Not compatible with older browsers
Materialize is compatible with all modern browsers, however, it doesn’t work with anything older than Internet Explorer 10+.
- Smaller Community
As relatively new, Materialize ids yet to gather a large community of developers and build detailed documentation to help new developers get used to the framework.
Materialize very opinionated about how the UI elements should look and behave based on certain principles of Material design, a technique by Google.
Large CSS files
CSS files in Materialize CSS are heavy and very large in size.
Who uses Materialize?
Digital Services, IWB, DroneDeploy, fileee, Tool Time, Ikarus, and Greencode.
Can you use Materialize and Bootstrap together?

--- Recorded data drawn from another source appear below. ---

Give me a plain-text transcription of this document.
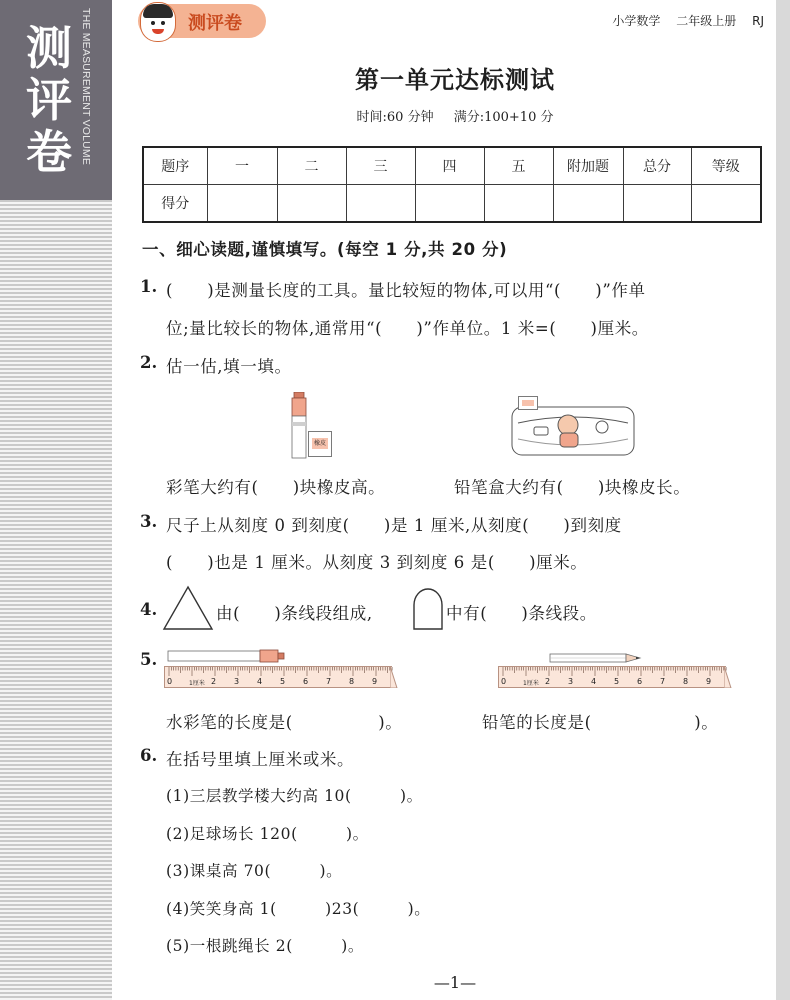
测
评
卷 THE MEASUREMENT VOLUME	测评卷	小学数学 二年级上册 RJ
第一单元达标测试
时间:60 分钟 满分:100+10 分
题序	一	二	三	四	五	附加题	总分	等级
得分								
一、细心读题,谨慎填写。(每空 1 分,共 20 分)
1. (　　)是测量长度的工具。量比较短的物体,可以用“(　　)”作单
位;量比较长的物体,通常用“(　　)”作单位。1 米=(　　)厘米。
2. 估一估,填一填。
橡皮
彩笔大约有(　　)块橡皮高。	铅笔盒大约有(　　)块橡皮长。
3. 尺子上从刻度 0 到刻度(　　)是 1 厘米,从刻度(　　)到刻度
(　　)也是 1 厘米。从刻度 3 到刻度 6 是(　　)厘米。
4.	由(　　)条线段组成,	中有(　　)条线段。
5.
0	1厘米 2 3 4 5 6 7 8 9	0	1厘米 2 3 4 5 6 7 8 9
水彩笔的长度是(　　　　　)。	铅笔的长度是(　　　　　　)。
6. 在括号里填上厘米或米。
(1)三层教学楼大约高 10(　　　)。
(2)足球场长 120(　　　)。
(3)课桌高 70(　　　)。
(4)笑笑身高 1(　　　)23(　　　)。
(5)一根跳绳长 2(　　　)。
—1—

Technically, it’s possible to use both Bootstrap and Materialize together but you need to be extra careful with the names of the classes. Keep in mind that there many are the same and could result in performance issues. In addition, since both frameworks have their own individual style it would be quite difficult to combine them into a single page. Moreover, many of the functions of both frameworks would clash and reflect badly on the page loading time.
If you, for example, prefer working with Bootstrap but also want to implement functionalities that only Materialize offer, your best alternative would be to use Material Design for Bootstrap.
This is a free UI kit for Bootstrap 4 and comprehensive Material Design frameworks to date. You could develop Material Design apps with HTML, CSS, and JS with Sass variables, responsive grid system, prebuilt components, and jQuery built plugins.
Bootstrap vs Materialize: In Conclusion
In the search for the best framework for web development, it always comes to choosing between Bootstrap vs Materialize. The thing is, both have their own sets of advantages and disadvantages and strongly depend on the purpose of your projects.
Bootstrap is a highly popular and powerful tool for web development. It’s easy to learn and has an insane amount of documentation and community available at its disposal. However, Bootstrap websites look pretty similar to one another. They also tend to be heavy which might slow down the loading speed of the page, therefore worsen the user experience.
On the other hand, Materialize is perfect for mobile apps. It offers smooth animations, transitions, and neat looking and working functionalities. On the downside, it’s not ideal for beginners as it’s relatively new and doesn’t have the advantage of a large community and documentation in comparison to Bootstrap. It’s also not compatible with the older browser and has its own opinion on the looks and behaviors of UI elements.